86-year-old man for consideration of laparoscopic right hemicolectomy
Malignant Caecal Polyp = Not fully excised at colonoscopy
No evidence of metastatic spread
COPD – Last exacerbation 2018, required hospital admission
Type II MI in context of LRTI
AF – anticoagulated
Exertional dyspnoea at clinic, spirometry showed severe obstruction with good bronchodilator response.
Chest pain, new symptom. Occurring weekly. No cardiology follow-up since 2018
Clinical Frailty scale 5
Perioperative risk assessment – NSQIP scoring above average for all variables including a 47% risk of functional decline and approx. 20 % risk of serious complications, discharge into care, and delirium. SORT score gives a 7% risk of death for an elective procedure
Is there scope for repeat colonoscopy/further attempt at excision or a luminal-based procedure.
Disease prognosis –uncertain regarding expected progression of cancer.
If there is an increased likelihood of bowel obstruction, may expedite decision for surgery.
Increased Perioperative risk
Risks discussed with patient and his son at the clinic. They both expressed that the perioperative risks were too great for them to proceed. Patient currently has a reasonable quality of life and would not be accepting of functional decline.
Life expectancy calculated to be < 5 years. Discussion regarding online prediction tools for life expectancy and their use in complex perioperative decision-making.
Prehabilitation and pulmonary rehab would be excellent opportunities to optimize respiratory function
Non-invasive stress testing and an echocardiogram should be performed preoperatively.
If attending prehab, we should initiate concurrent cardiac investigations.
Formal PFT’s and respiratory review organized
Discussion with surgical team – prognosis and surgical options
Liaise with GP regarding prehabilitation via Kaden centre or pulmonary rehab
Non-invasive cardiac stress testing and echocardiogram
Re-review in clinic with results of above
UPDATE – surgical discussion. Histology revealed likelihood of very slow tumour progression.

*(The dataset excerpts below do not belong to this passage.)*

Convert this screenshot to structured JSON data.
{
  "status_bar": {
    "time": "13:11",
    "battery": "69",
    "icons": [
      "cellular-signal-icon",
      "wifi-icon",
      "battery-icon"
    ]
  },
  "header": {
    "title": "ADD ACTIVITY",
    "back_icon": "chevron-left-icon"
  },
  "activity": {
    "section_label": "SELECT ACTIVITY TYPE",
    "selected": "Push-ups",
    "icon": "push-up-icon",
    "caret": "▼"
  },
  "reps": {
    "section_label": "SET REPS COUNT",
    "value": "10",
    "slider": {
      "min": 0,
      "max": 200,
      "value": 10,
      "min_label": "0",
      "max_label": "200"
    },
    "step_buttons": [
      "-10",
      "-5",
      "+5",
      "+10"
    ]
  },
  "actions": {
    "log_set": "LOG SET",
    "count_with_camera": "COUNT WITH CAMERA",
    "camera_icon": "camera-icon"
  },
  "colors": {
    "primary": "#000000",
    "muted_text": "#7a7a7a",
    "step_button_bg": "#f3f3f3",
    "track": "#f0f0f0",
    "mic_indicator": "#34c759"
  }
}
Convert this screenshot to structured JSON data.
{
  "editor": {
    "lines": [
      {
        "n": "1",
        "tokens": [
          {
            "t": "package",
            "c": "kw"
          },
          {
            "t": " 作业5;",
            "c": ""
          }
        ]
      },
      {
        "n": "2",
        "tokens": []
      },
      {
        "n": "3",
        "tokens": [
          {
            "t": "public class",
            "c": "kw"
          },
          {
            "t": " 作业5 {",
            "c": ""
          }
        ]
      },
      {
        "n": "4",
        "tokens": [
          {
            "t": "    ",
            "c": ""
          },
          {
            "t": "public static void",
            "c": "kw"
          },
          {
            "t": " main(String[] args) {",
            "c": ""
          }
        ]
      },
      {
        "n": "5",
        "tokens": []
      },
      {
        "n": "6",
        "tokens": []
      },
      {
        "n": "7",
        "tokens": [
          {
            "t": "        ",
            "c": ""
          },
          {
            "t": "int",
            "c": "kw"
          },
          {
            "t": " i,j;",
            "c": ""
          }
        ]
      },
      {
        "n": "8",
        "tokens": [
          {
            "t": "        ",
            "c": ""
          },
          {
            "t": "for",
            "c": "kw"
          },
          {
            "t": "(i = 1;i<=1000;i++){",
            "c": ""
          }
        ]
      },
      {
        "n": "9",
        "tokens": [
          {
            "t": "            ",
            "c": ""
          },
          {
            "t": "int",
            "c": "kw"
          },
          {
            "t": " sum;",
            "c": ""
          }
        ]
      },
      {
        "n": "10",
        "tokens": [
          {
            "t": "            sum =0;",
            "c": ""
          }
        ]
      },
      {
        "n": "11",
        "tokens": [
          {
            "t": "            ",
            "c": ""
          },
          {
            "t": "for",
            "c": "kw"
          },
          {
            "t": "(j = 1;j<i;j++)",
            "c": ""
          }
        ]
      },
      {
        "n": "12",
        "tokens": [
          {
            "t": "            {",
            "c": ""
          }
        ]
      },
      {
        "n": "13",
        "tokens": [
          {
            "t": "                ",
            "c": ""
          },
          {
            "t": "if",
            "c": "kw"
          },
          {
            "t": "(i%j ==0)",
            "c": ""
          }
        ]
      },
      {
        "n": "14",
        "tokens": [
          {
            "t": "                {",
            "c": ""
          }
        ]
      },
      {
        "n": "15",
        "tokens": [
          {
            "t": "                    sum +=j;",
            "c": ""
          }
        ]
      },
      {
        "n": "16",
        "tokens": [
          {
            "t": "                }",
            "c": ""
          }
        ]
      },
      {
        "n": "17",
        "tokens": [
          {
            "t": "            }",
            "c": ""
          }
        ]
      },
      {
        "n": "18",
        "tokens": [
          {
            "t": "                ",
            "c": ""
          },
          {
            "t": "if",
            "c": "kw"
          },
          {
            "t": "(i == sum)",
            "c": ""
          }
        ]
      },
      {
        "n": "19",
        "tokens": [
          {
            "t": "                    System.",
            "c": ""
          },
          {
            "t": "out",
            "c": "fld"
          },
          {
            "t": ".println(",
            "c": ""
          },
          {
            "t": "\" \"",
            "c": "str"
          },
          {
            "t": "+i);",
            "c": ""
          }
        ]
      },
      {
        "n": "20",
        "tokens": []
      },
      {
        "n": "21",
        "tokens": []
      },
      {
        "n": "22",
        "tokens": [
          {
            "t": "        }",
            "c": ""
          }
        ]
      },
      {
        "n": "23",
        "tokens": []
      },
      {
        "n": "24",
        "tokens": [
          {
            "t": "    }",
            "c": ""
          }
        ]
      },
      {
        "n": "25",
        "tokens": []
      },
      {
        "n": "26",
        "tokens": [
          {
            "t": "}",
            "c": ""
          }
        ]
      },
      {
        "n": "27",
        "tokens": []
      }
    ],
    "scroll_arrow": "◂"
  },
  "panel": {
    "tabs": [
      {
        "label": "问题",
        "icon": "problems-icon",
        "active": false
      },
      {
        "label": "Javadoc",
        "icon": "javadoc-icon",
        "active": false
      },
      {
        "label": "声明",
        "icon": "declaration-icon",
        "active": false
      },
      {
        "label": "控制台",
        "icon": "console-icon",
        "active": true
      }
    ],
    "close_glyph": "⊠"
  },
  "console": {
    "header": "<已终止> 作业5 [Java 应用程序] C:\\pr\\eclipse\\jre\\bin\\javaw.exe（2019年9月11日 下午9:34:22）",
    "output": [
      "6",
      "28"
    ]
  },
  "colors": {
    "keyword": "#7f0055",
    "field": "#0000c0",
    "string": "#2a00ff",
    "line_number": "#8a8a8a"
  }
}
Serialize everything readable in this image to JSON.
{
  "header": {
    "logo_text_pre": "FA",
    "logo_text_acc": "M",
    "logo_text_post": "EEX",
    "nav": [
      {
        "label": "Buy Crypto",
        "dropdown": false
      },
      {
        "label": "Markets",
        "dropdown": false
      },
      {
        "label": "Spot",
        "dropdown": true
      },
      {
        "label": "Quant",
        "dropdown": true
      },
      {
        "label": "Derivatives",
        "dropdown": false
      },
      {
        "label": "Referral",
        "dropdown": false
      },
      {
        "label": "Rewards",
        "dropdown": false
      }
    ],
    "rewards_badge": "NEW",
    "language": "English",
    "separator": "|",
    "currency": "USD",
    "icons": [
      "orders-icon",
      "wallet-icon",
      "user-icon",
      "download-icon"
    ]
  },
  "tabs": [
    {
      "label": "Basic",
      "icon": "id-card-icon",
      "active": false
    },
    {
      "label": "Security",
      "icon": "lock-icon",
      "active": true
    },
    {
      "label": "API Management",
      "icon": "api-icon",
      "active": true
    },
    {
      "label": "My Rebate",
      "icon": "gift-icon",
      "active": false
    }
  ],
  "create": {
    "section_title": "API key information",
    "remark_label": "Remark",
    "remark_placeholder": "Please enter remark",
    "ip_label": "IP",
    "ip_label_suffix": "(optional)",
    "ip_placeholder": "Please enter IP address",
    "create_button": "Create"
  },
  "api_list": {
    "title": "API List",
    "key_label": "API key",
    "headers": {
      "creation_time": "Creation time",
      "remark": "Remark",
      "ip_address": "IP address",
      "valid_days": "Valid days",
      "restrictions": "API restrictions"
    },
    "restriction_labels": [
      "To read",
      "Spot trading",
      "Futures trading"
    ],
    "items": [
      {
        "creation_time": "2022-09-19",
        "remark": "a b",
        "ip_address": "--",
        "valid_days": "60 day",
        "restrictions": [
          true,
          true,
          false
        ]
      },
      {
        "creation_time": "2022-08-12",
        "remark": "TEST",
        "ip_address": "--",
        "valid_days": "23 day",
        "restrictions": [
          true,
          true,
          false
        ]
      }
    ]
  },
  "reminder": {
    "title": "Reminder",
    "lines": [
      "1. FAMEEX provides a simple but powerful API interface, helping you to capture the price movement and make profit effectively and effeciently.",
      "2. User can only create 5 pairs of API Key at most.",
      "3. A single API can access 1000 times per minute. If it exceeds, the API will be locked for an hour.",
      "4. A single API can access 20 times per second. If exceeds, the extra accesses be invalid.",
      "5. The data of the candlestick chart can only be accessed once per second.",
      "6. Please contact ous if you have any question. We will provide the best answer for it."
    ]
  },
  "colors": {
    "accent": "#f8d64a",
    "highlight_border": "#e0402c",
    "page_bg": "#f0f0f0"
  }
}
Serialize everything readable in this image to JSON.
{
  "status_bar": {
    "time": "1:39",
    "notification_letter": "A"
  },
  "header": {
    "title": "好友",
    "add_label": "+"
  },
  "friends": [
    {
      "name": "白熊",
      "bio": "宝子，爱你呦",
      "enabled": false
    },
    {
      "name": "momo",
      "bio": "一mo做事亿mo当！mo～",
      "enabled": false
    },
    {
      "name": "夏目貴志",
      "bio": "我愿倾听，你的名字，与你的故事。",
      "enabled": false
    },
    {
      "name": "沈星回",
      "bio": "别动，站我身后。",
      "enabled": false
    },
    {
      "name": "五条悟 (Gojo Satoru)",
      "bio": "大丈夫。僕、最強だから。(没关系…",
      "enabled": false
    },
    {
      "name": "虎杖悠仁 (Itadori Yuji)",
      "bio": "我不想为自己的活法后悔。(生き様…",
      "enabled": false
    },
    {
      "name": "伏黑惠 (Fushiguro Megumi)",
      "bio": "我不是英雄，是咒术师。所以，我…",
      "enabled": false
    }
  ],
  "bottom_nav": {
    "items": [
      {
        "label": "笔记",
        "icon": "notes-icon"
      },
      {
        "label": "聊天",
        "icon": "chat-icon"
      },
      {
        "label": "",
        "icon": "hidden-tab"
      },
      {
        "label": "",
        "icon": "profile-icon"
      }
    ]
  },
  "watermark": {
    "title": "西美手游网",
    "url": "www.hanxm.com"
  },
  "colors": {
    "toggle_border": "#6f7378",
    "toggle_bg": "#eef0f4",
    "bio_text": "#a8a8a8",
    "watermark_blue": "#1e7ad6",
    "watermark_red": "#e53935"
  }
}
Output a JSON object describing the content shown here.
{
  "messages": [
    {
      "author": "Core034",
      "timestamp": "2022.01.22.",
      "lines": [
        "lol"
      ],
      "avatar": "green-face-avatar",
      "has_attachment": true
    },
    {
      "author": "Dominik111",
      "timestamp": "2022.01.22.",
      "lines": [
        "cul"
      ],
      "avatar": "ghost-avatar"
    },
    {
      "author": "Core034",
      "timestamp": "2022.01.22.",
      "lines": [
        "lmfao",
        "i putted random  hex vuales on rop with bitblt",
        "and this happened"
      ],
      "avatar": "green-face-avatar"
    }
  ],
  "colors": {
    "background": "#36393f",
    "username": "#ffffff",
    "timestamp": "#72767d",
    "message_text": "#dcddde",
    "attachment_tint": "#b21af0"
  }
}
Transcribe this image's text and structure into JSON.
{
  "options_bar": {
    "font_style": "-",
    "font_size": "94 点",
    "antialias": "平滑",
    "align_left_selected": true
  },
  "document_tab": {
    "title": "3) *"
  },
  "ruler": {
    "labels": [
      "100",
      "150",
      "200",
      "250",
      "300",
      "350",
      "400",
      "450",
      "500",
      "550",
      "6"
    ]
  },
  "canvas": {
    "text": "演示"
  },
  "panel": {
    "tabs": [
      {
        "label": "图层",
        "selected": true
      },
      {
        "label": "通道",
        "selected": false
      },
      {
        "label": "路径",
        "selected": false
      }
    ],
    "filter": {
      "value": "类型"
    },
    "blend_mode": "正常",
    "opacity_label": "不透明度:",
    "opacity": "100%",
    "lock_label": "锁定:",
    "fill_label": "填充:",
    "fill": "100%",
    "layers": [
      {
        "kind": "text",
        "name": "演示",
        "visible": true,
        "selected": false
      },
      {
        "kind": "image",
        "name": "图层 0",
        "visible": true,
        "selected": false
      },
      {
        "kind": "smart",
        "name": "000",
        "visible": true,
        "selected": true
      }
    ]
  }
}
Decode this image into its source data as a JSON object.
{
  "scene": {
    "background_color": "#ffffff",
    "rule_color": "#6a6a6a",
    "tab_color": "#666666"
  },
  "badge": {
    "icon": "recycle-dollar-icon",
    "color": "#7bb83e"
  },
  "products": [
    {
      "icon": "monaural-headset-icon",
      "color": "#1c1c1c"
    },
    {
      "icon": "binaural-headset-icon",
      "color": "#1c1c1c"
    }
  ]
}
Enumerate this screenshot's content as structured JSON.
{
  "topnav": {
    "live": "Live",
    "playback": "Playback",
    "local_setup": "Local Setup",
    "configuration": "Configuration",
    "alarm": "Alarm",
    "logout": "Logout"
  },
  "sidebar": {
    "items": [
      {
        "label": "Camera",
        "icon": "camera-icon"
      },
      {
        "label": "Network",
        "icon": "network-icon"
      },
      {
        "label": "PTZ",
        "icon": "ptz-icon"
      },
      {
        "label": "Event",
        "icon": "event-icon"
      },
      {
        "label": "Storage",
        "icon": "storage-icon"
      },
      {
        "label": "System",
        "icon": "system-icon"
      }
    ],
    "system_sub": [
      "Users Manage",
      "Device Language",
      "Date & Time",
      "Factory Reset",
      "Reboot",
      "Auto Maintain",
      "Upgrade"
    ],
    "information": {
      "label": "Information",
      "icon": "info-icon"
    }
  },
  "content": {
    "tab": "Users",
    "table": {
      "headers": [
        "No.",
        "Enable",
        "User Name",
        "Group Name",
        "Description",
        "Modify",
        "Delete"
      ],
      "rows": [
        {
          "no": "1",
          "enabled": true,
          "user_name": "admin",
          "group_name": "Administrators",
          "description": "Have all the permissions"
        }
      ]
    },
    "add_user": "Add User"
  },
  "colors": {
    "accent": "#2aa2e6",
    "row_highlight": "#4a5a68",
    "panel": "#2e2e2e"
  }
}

Surgeon in agreement with patient that no further management required at this stage. GP to organise prehab/pulmonary rehab and cardiac testing.
Predictor of poor prognosis with HF and sudden death.
Any further investigations needed?
? BNP indicated given the oscillatory breathing.
TTE and cardiologist review suggest nil CCF so seems unlikely
High risk already acknowledged, so BNP would not provide improved risk estimation
Appropriate to proceed with surgery?
High perioperative risks acknowledged but patient is well informed.
Hostile abdomen may make rectus sheath catheters difficult for surgeons to insert.
More lateral TAP catheters under US guidance may be a better option
EDB possible however there were mixed opinions at the meeting. The MASTER trial showed no significant difference in adverse morbid outcomes in high-risk patients undergoing major abdominal surgery with and without epidural anaesthesia. There is evidence of substantial benefit for those at risk of postoperative pulmonary complications with improved intra- and postoperative analgesia and a reduction in respiratory complications.
Postop care location? Long, complicated surgery in a patient with known severe comorbidities.
Prehabilitation if surgery is delayed allowing for NACT.
Nil further investigations
Analgesia plans for discussion with surgical team on the day
82yo male for WLE of left and right ear lesions and right sided neck dissection.
NSTEMI Aug ’20 -> 2 x DES to LAD, 1 x DES to OM2, balloon angioplasty to OM1.
Angiogram for ongoing exertional angina June 2021 showed severe ostial LCx dx and PDA dx (70%)
Pt discussed at cardiology MDT, where possibility of CABG was raised.
Right facial SCC with metastasis to local nodes.
Difficulty communicating with the treating cardiologist
Cardiologist referred patient for recent angiogram, based on stable exertional angina
Cardiologist was happy for DAPT to cease for surgery but could not comment on whether further revascularization should occur before cancer surgery without reviewing the patient in person, which could not occur for several weeks.
Should revascularization be considered?
Exercise tolerance very reassuring – mows lawns, 7.3 METS on DASI.
Further revascularisation (PCI or CABG) would require DAPT for a period, delaying cancer surgery.
Revascularization may be indicated for symptom relief, unlikely in this patient to provide survival benefit or reduced perioperative risk, based on current evidence (ISCHAEMIA trial)
What to do about difficulties with communication with cardiologist?
Discussion at cardiology-anaesthetic weekly MDT – previous experience of canvassing opinions of additional cardiologist. If patient already known to one cardiologist, can create uncertainty with conflicting opinions.
Attempt to contact cardiologist and emphasise desire to avoid delays to cancer surgery to wait for delayed in-person review.
Update: Contacted cardiologist, who advised that surgery should proceed based on reassuring TTE showing normal LV systolic fx and patient’s very good exercise tolerance.